I have a friend, let’s call him Walt. Walt is a true force in the design industry. If you’re in a certain narrow niche of design, you’ve heard of him. Walt was hired by a fancy place full of smart people who had world-changing ideas. They wooed him with big starry-eyed visions, and wowed him with state-of-the-art labs. When he got hired I was, I’ll admit, jealous. What a gig.
Walt put in his two weeks recently.
The people were dicks. They had him work too much.
Ideas, my ass.
Design is people.
You Had One Job
Sure, every workplace is people, but creative gigs are especially people. I always like to think of creative people as folks with their antennas sticking straight up. They are empathic and externally aware, hyper-observational and emotionally narcissistic, meaning that they are always aware of how they feel.
Companies that do not put a premium on the retention of good people blow my mind. Do you know how hard it is to find actually good people?
I know a few people who believe that 🌈 everybody can be a great designer✨!!1!
This is patently untrue. There are not only some people who cannot be great designers out there*, there are some bad designers out there. Some people are not talented. This may fly in the face of everything we may wish for in an egalitarian society, but it is the case. I don’t know why. It’s obviously not about anything about background or status. But it is the case.
If you happen to have Good Designers on your team, you have one job, my friend — keep them happy.
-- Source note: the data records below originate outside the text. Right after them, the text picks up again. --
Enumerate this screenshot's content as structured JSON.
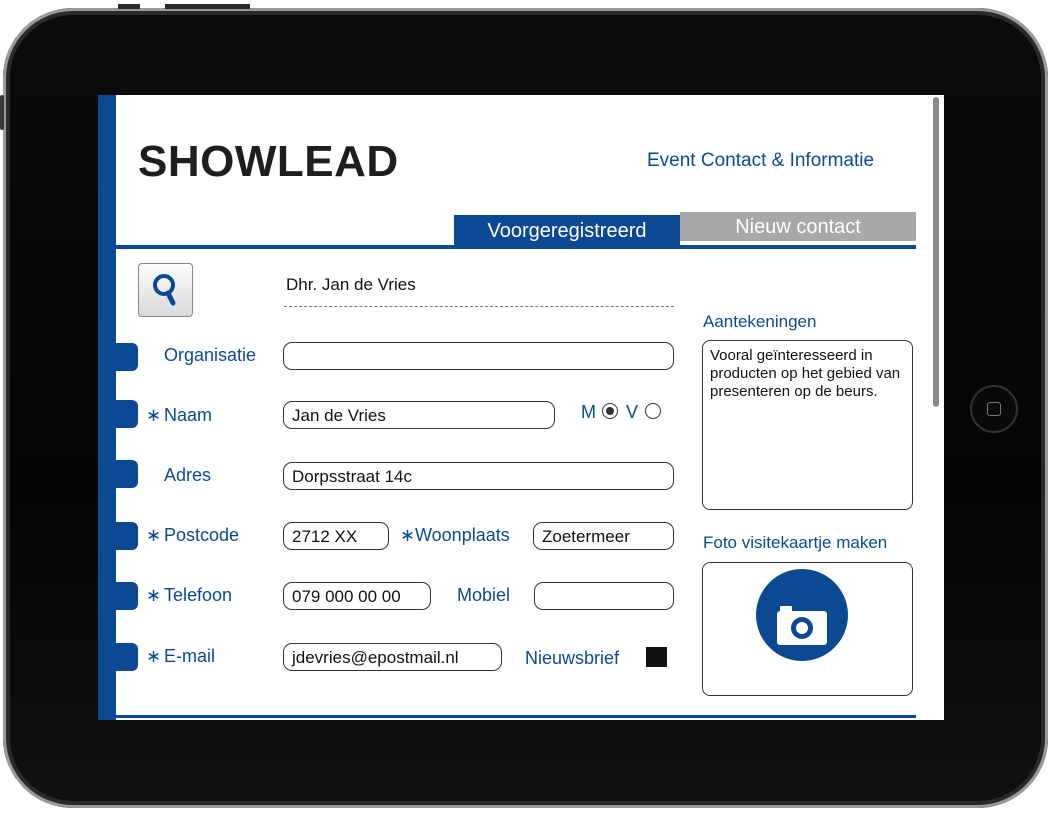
{
  "app": {
    "logo": "SHOWLEAD",
    "nav_links": "Event  Contact & Informatie"
  },
  "tabs": [
    {
      "label": "Voorgeregistreerd",
      "active": true
    },
    {
      "label": "Nieuw contact",
      "active": false
    }
  ],
  "search": {
    "icon": "search-icon",
    "selected_contact": "Dhr. Jan de Vries"
  },
  "form": {
    "organisatie": {
      "label": "Organisatie",
      "value": ""
    },
    "naam": {
      "required": "∗",
      "label": "Naam",
      "value": "Jan de Vries"
    },
    "gender": {
      "m_label": "M",
      "v_label": "V",
      "selected": "M"
    },
    "adres": {
      "label": "Adres",
      "value": "Dorpsstraat 14c"
    },
    "postcode": {
      "required": "∗",
      "label": "Postcode",
      "value": "2712 XX"
    },
    "woonplaats": {
      "required": "∗",
      "label": "Woonplaats",
      "value": "Zoetermeer"
    },
    "telefoon": {
      "required": "∗",
      "label": "Telefoon",
      "value": "079 000 00 00"
    },
    "mobiel": {
      "label": "Mobiel",
      "value": ""
    },
    "email": {
      "required": "∗",
      "label": "E-mail",
      "value": "jdevries@epostmail.nl"
    },
    "nieuwsbrief": {
      "label": "Nieuwsbrief",
      "checked": true
    }
  },
  "notes": {
    "title": "Aantekeningen",
    "text": "Vooral geïnteresseerd in producten op het gebied van presenteren op de beurs."
  },
  "photo": {
    "title": "Foto visitekaartje maken",
    "icon": "camera-icon"
  },
  "colors": {
    "brand": "#0b4a93",
    "tab_inactive": "#a8a8a8"
  }
}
Truly talented designers who are easy to work with are extremely rare.
By the numbers
There’s a pretty simple formula I use all the time when regarding team members:
(Aˢ) + (Nᶦ) / (Δ H) = level of designer
where
(Aˢ) = Ability to ship. Essentially, can this person meet a deadline with little complaint.
(Nᶦ) = New ideas. Is this person always thinking? Reexamining? Questions assumptions, either mine or their own?
(Δ H) = The amount of help a person needs from me, versus the amount of help they can give me. I love mentoring and helping people grow, it’s a real joy for me. But it does mean that much more of time is spent on that task, versus others. Team members who can help me out with the pile of things that always needs to be done on a small design squad are very valuable.
A person who can ship, who has new ideas, and can help me implement not only those new ideas, but other ideas, is extremely valuable to me, to the team, and to the company. I will literally walk through glass walls for people like that. Want me to dance a stupid dance? Will it cause you to turn down the recruiter from that FAANG company? How long do I have to dance, and should it be jazz or modern?
Vultures, vultures everywhere
Running a small design team in this demonic dystopian doom spiral of an economic system we call the tech industry has…challenges. Perhaps one of the largest is that there will always be another recruiter quietly pulling your designer aside and Worm-tonguing them with truly eye-popping numbers and sweet perks of working at a massive, society-crushing company.
We cannot compete with the numbers waved in front of potential recruits faces, and we know this. We make up for it by have a few key elements that we feel add some weight to our side of the spec sheet.
We care about each other.
Our healthcare is good, we’re remote first, we have paternity leave: all the things that would make Bernie Sanders happy. But maybe most importantly, the meta-narrative communicated by these perks is pretty simple: we care about you.
We trust each other.
Here’s a weird one! Not only are we Remote first, but we hire the best and then trust them to actually do the work when it makes sense to them. I don’t need to see a Doctors note to know that your kid got sick. You don’t need to check with me if you’re feeling low and need to take some time. I don’t care if you do your best work at 3AM which watching Fail Videos in your bed. You do you, man.
We like each other.
My team makes each other laugh all the time. We have silly nicknames, dumb memes, and light ribbings galore. People seem genuinely happy being with us. To me, that type of stuff is not “Nice to Haves”, although the CFOs of the world may ignore it. That stuff is the stuff that turns a stable company into a profitable company, and an agency that does acceptable work into an agency that does outstanding work.
There will be some people who will be wowed by the huge companies offering massive paychecks, and who will take that bait. I can’t judge them, but I will say I’ve known many people who take that leap and leave sooner than they would have thought, as every shiny object has a price. A large company isn’t going to know you as a full person, and there’s a trade-off in that agreement.
Take care of your people. They will take care of you, in return.
*I will forever hold that in a vacuum anyone can follow best practices to be a functional, shipping designer, but that the key ingredients that make a great designer (curiosity, creative-thinking and hard work) can’t be taught.